Platter mat insanity


I was doing an idler upgrade to my 401 (more anon) and when finished used the Keystrobe disk to ensure speed. I use a 10" EP as a platter mat. I played a bunch of albums and it sounded fantastic. On the 6th side, I noticed I'd forgot to remove the 4" strobe disc. Duh. I took it off and figured VTA was responsible. So I lowered the arm to see if that made it sound so good. Nope. Put back on the 4" strobe disk and raised arm. The awesome sound returned. So air under the record removed haze, smearing, flattened soundstage and muddled bass; and made it so more musical. Comments... 
128x128noromance

Showing 2 responses by terry9

My search stopped with graphite. I use a 1" slab of graphite atop the platter, like Nottingham Analogue (Tom Fletcher design).
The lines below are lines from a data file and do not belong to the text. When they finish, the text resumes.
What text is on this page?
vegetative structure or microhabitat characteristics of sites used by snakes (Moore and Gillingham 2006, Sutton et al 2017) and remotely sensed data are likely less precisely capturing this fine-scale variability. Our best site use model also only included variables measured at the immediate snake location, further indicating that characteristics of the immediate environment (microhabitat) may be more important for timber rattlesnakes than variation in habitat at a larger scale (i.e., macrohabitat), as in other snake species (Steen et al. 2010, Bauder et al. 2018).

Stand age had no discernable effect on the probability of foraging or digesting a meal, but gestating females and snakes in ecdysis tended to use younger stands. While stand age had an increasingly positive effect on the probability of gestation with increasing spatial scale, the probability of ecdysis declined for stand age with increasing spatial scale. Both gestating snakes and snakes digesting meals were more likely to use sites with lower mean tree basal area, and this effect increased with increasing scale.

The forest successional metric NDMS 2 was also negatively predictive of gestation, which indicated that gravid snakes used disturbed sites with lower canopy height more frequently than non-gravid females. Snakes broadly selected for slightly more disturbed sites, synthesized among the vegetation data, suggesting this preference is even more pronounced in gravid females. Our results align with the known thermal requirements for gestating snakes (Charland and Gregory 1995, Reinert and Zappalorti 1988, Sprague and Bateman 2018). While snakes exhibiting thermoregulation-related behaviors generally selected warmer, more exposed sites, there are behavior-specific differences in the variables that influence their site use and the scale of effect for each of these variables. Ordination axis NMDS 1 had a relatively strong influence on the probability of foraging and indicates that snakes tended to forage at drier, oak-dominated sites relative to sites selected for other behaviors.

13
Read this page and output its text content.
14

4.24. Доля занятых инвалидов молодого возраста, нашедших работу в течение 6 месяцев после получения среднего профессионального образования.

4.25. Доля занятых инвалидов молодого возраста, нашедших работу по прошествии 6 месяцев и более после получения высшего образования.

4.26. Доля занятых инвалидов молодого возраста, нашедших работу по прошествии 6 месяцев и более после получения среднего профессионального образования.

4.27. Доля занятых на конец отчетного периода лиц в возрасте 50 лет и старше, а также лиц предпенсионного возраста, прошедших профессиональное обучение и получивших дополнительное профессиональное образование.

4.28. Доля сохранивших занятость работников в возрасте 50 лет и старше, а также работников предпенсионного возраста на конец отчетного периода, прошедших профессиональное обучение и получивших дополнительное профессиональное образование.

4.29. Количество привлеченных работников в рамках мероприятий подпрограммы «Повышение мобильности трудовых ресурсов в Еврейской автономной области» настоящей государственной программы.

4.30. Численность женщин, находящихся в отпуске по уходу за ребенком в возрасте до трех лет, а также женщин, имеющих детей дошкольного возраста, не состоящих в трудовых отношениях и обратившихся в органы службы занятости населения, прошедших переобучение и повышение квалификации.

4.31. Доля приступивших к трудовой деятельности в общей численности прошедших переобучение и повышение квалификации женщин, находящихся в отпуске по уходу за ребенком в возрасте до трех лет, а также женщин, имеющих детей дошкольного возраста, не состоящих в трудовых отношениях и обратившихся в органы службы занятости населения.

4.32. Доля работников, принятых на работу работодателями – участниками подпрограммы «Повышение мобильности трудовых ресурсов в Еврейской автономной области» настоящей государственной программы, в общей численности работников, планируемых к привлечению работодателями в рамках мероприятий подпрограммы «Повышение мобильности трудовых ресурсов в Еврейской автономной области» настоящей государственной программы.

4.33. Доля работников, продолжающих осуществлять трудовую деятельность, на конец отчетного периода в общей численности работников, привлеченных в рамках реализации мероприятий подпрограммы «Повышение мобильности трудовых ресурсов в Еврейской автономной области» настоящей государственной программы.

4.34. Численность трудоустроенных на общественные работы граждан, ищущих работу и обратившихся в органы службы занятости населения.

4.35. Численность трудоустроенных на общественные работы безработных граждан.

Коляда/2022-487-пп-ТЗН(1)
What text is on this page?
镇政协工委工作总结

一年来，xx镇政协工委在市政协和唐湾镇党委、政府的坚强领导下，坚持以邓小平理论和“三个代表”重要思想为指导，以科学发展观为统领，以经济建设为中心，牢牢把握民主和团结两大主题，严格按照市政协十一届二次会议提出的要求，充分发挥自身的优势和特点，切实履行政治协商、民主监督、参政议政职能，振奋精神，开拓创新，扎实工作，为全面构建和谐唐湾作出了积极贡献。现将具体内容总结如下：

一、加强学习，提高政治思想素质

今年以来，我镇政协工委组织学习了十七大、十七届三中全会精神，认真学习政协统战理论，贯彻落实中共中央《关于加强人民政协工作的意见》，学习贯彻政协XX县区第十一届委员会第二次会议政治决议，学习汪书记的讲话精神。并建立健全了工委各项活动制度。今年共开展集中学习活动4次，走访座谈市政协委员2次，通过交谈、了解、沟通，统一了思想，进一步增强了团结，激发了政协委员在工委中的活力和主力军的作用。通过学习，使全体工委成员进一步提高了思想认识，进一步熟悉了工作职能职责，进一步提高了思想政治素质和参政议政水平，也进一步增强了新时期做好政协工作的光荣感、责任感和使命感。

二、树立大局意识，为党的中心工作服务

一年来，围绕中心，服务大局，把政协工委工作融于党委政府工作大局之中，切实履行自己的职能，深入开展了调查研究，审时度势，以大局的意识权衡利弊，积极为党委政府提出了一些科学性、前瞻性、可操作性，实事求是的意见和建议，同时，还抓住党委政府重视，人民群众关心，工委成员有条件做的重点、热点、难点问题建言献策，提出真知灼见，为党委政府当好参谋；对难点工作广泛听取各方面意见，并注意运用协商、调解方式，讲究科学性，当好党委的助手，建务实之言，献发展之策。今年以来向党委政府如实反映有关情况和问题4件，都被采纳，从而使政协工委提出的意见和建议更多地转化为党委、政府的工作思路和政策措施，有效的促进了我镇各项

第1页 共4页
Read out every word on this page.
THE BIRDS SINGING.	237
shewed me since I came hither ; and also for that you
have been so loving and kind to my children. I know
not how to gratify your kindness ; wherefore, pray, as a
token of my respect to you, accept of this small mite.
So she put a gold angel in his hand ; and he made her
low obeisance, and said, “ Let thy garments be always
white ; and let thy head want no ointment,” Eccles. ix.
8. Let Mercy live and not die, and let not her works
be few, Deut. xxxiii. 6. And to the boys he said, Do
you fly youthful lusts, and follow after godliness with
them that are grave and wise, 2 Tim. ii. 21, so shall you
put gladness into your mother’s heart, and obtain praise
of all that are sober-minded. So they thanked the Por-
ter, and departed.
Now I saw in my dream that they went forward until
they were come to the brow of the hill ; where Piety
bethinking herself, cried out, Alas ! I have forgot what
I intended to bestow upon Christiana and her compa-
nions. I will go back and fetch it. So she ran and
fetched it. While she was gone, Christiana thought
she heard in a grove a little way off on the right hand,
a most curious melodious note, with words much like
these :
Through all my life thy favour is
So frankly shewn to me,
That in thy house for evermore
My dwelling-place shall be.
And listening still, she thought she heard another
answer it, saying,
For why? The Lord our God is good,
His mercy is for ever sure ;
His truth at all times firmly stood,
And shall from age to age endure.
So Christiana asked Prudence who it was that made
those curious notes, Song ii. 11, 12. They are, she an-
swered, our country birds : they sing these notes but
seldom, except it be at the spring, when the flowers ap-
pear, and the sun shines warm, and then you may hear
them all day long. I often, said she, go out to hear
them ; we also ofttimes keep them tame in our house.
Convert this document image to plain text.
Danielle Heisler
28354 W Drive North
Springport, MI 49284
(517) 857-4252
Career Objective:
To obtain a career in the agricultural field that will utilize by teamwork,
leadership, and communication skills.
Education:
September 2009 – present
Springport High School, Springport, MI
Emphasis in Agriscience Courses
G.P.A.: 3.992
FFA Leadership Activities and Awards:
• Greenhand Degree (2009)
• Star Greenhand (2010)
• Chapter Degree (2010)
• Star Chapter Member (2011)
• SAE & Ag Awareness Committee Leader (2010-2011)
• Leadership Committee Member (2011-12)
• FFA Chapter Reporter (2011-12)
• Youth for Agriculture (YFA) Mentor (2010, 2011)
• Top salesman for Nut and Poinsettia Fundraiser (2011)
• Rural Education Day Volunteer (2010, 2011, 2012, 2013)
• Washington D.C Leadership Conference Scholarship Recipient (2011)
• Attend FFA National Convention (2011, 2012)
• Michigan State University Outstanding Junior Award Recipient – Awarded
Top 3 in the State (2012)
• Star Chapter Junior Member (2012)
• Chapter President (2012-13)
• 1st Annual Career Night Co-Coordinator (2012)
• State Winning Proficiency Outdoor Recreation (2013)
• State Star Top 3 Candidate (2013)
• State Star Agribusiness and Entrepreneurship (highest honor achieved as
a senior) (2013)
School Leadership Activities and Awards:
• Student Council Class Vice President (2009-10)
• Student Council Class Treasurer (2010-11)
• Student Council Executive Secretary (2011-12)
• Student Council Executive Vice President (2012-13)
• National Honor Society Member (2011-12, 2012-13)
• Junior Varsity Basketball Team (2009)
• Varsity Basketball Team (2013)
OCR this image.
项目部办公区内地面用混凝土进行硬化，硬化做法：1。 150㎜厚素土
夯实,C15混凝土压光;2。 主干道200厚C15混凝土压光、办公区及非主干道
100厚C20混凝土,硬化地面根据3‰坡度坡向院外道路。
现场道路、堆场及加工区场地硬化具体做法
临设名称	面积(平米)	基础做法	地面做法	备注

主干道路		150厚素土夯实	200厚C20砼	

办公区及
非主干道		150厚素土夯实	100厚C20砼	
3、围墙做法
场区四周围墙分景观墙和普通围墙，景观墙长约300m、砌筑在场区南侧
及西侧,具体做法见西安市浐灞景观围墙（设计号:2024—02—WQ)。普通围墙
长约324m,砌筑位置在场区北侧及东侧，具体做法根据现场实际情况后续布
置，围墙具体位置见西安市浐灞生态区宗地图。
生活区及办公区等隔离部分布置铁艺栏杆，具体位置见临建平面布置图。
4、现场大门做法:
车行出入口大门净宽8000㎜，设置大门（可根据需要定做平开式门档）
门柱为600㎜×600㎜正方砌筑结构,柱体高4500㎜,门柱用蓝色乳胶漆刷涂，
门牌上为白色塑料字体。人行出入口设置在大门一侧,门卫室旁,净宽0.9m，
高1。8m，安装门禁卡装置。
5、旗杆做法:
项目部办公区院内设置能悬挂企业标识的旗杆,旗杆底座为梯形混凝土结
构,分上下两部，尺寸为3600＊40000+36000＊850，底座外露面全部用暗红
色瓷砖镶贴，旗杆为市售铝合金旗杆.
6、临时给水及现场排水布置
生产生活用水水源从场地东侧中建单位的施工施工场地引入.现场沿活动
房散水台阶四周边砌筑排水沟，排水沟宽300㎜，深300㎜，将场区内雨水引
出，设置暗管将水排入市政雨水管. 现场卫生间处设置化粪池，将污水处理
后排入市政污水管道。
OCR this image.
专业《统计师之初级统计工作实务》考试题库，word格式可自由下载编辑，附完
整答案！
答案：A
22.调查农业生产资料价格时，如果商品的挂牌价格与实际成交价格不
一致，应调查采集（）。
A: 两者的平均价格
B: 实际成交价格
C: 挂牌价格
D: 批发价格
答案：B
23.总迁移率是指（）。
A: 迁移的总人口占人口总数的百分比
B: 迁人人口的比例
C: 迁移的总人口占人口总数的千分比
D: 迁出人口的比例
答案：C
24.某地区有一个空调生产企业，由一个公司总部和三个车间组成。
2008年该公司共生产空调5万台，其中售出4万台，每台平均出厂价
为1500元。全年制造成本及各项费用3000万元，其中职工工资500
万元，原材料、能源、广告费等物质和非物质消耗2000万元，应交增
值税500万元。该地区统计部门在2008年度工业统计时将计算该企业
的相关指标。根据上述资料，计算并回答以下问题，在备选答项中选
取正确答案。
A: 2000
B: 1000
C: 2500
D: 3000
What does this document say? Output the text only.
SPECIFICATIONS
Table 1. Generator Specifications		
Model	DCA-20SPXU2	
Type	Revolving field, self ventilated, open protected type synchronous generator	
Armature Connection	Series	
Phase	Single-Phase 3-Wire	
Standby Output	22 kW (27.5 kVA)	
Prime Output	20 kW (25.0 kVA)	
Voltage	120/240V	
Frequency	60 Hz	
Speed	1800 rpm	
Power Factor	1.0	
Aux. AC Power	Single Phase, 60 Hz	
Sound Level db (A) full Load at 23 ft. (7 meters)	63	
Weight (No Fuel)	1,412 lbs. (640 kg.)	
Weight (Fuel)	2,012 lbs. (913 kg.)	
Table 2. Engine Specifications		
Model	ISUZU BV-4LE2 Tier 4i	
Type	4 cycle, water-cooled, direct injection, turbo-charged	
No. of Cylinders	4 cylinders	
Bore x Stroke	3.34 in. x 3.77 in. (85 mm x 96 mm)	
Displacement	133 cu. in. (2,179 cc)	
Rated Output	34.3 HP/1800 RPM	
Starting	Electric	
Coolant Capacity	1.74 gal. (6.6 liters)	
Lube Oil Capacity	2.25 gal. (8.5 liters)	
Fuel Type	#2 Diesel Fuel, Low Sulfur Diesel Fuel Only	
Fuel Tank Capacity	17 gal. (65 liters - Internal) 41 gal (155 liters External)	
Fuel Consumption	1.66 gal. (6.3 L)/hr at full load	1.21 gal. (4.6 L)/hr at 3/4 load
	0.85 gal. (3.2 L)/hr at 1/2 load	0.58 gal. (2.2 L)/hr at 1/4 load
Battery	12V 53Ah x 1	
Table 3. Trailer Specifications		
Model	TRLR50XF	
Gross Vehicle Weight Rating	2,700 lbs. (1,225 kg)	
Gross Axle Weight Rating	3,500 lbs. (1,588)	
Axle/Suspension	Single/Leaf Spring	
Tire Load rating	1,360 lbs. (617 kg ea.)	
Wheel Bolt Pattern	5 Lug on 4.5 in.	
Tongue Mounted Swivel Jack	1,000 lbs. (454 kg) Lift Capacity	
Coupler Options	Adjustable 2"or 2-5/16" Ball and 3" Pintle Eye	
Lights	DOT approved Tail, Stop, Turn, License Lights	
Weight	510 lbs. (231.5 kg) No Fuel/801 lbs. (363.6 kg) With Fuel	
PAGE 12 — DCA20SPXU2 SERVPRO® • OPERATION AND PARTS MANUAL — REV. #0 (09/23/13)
Does two things - couples to vinyl, and deadens the platter.
@slaw 

I use a custom spindle for the air bushing (thrust and radial air bearing), which supports a cast iron platter and the graphite mat on a machined stainless taper. Part of the design is an extension of appropriate length to serve as a record-centering spindle. I daresay an extension could be made to accommodate any TT for a few hundred - but it does need precision machining.

The reason for a two-piece spindle is simply experimental uncertainty - I didn't know what would work. By itself the cast iron rang, by itself the graphite rang, but together on the spindle they are as physically dead as Archimedes.